II) Adaptation and implementation of this new methodological framework at national level. To help countries increase the importance attributed to biodiversity and in consequence bridge the financing gap, the work at national level will be led by Ministries of Finance, Economics or Planning and the Ministry of Environment. It is articulated through the following components:

1. Analyze the integration of biodiversity and ecosystem services in sectoral and development policy, planning and budgeting. Participating countries will analyse the current policy and institutional frameworks affecting biodiversity and ecosystem services both positively and negatively, and quantify related investments through comprehensive reviews of past and current (baseline) public and private expenditures. Analyses of impact, effectiveness and coherence will provide key opportunities for mainstreaming, aimed at reducing the cost of biodiversity management, such as through the removal of perverse incentives.

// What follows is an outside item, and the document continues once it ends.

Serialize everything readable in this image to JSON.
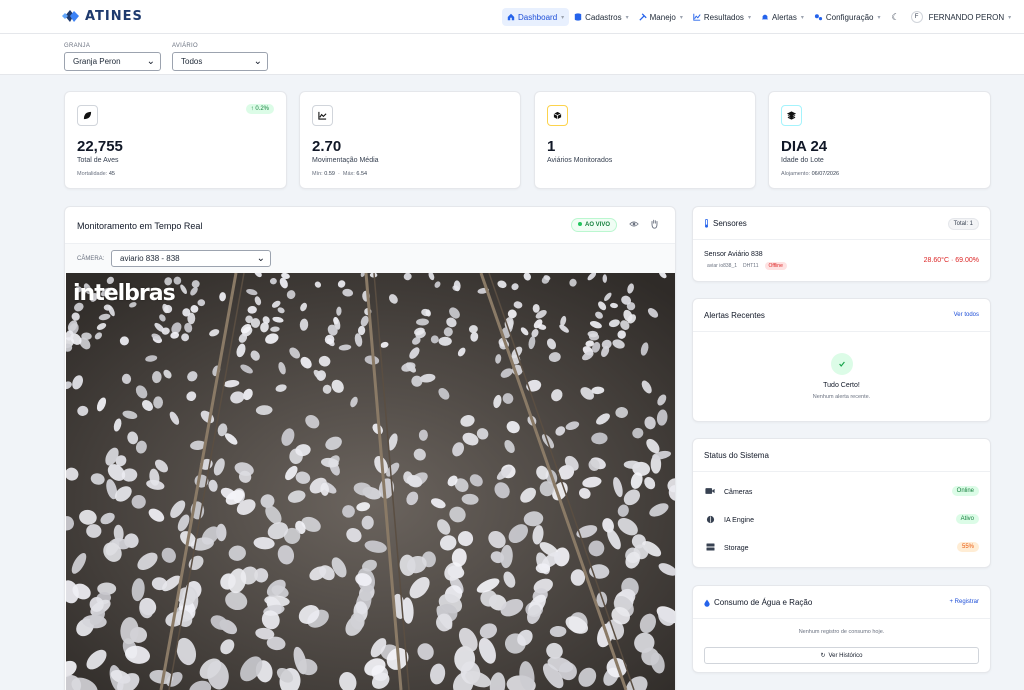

2. Assess future financing flows, needs and gaps for managing and conserving biodiversity and ecosystem services. Participating countries will project anticipated future investment in biodiversity, and determine the financing needed to meet agreed national priorities reflecting the CBD Aichi Targets, building on and interacting with the NBSAP process, and taking into account cost-effectiveness and the effects of an improved enabling environment. The difference between the projected future investment and the required investment will enable the quantification of the finance gap.

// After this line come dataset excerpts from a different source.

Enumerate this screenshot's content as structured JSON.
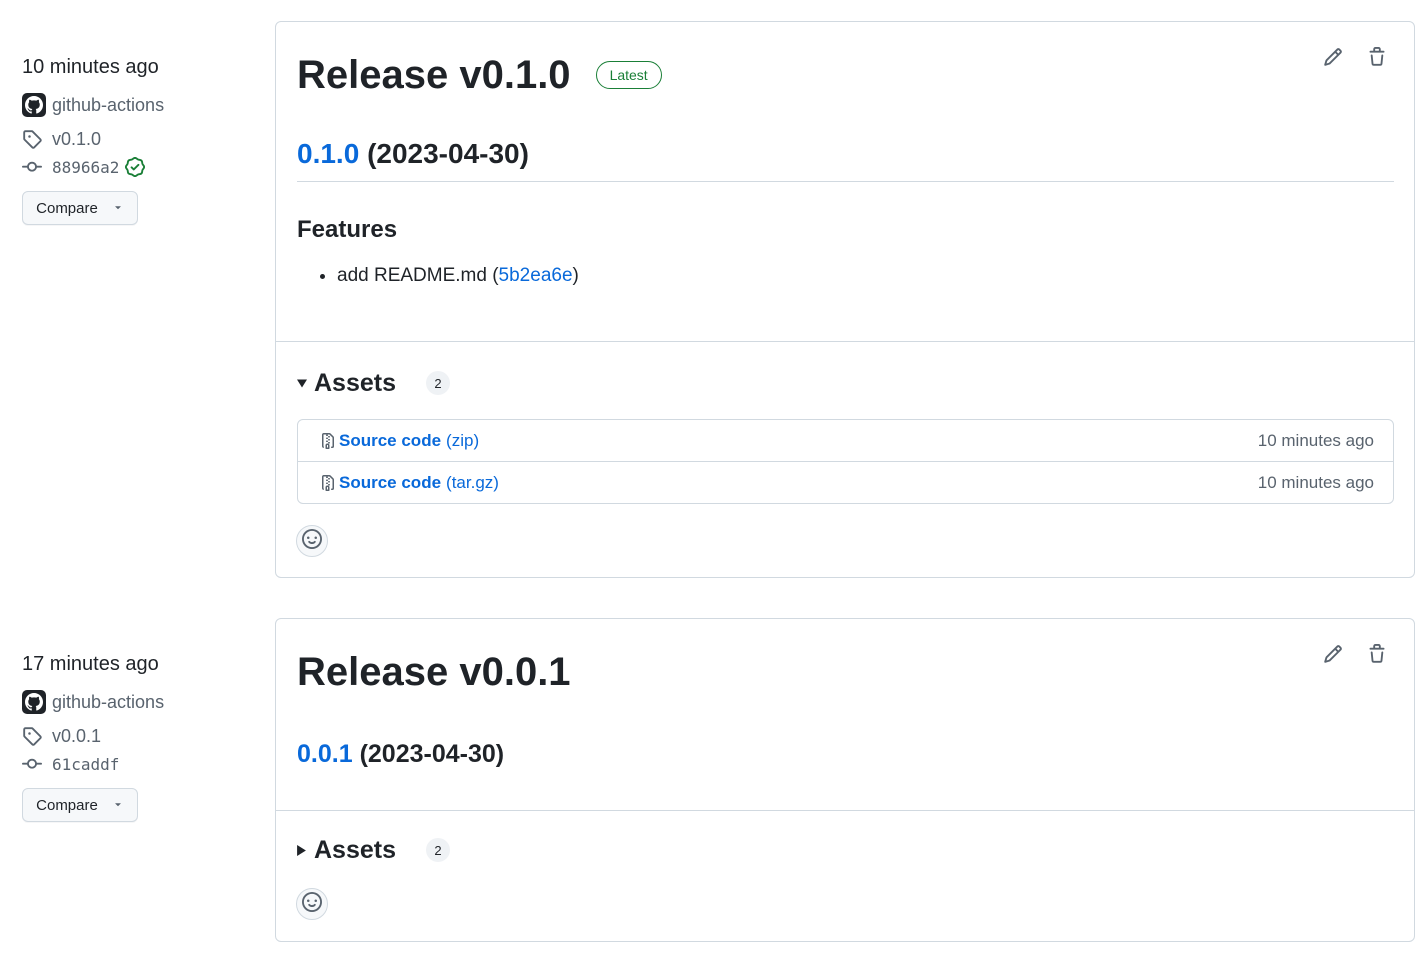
{
  "releases": [
    {
      "time": "10 minutes ago",
      "author": "github-actions",
      "tag": "v0.1.0",
      "commit": "88966a2",
      "commit_verified": true,
      "compare_label": "Compare",
      "title": "Release v0.1.0",
      "latest_badge": "Latest",
      "version_link": "0.1.0",
      "version_date": "(2023-04-30)",
      "features_heading": "Features",
      "features": [
        {
          "text": "add README.md (",
          "commit": "5b2ea6e",
          "suffix": ")"
        }
      ],
      "assets_label": "Assets",
      "assets_count": "2",
      "assets_expanded": true,
      "assets": [
        {
          "name": "Source code",
          "ext": "(zip)",
          "time": "10 minutes ago"
        },
        {
          "name": "Source code",
          "ext": "(tar.gz)",
          "time": "10 minutes ago"
        }
      ]
    },
    {
      "time": "17 minutes ago",
      "author": "github-actions",
      "tag": "v0.0.1",
      "commit": "61caddf",
      "commit_verified": false,
      "compare_label": "Compare",
      "title": "Release v0.0.1",
      "version_link": "0.0.1",
      "version_date": "(2023-04-30)",
      "assets_label": "Assets",
      "assets_count": "2",
      "assets_expanded": false
    }
  ],
  "icons": {
    "avatar": "github-mark-icon",
    "tag": "tag-icon",
    "commit": "git-commit-icon",
    "verified": "verified-check-icon",
    "dropdown": "triangle-down-icon",
    "edit": "pencil-icon",
    "delete": "trash-icon",
    "zip": "file-zip-icon",
    "reaction": "smiley-icon"
  },
  "colors": {
    "link": "#0969da",
    "verified": "#1a7f37",
    "muted": "#59636e",
    "border": "#d1d9e0"
  }
}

3. Develop comprehensive national Resource Mobilization Strategies to meet the biodiversity finance gap. Following an assessment of the full range of potential financing mechanisms (traditional and innovative, national and international), each participating country will develop a strategy to address the finance gap, combining suitable and nationally-adapted mechanisms. The strategy will analyse opportunities, risks and barriers related to the implementation of these mechanisms and provide solutions and recommendations, including on the enabling environment and safeguards.

4. Initiate implementation of the Resource Mobilization Strategy at national level. Countries will begin implementing recommendations pertaining to a priority subset of the identified financing mechanisms – regarding aspects such as institutional requirements, laws and regulations, taxes and fees, identification of legal thresholds, removal of biodiversity-harmful incentives, further feasibility studies and implementation plans, certification processes, public-private-partnerships, voluntary agreements, etc.

For Thailand, the initiative has become operational in June 2014. The BIOFIN in Thailand is designed to support the country in translating the 12th National Economics and Social Development Plan, which highlights the importance of sustainable utilization of natural resources as a foundation to green growth and inclusive development, into implementation with financial strategies, especially with regards to the Integrated National Biodiversity Strategic and Action Plan (NBSAP). The work of UNDP’s BIOFIN is supported by the Office of National Economic and Social Development Board (NESDB) under the Office of the Prime Minister, the Office of Natural Resources and Environmental Policy and Planning (ONEP) under the Ministry of Natural Resources and Environment and other key government agencies in Thailand.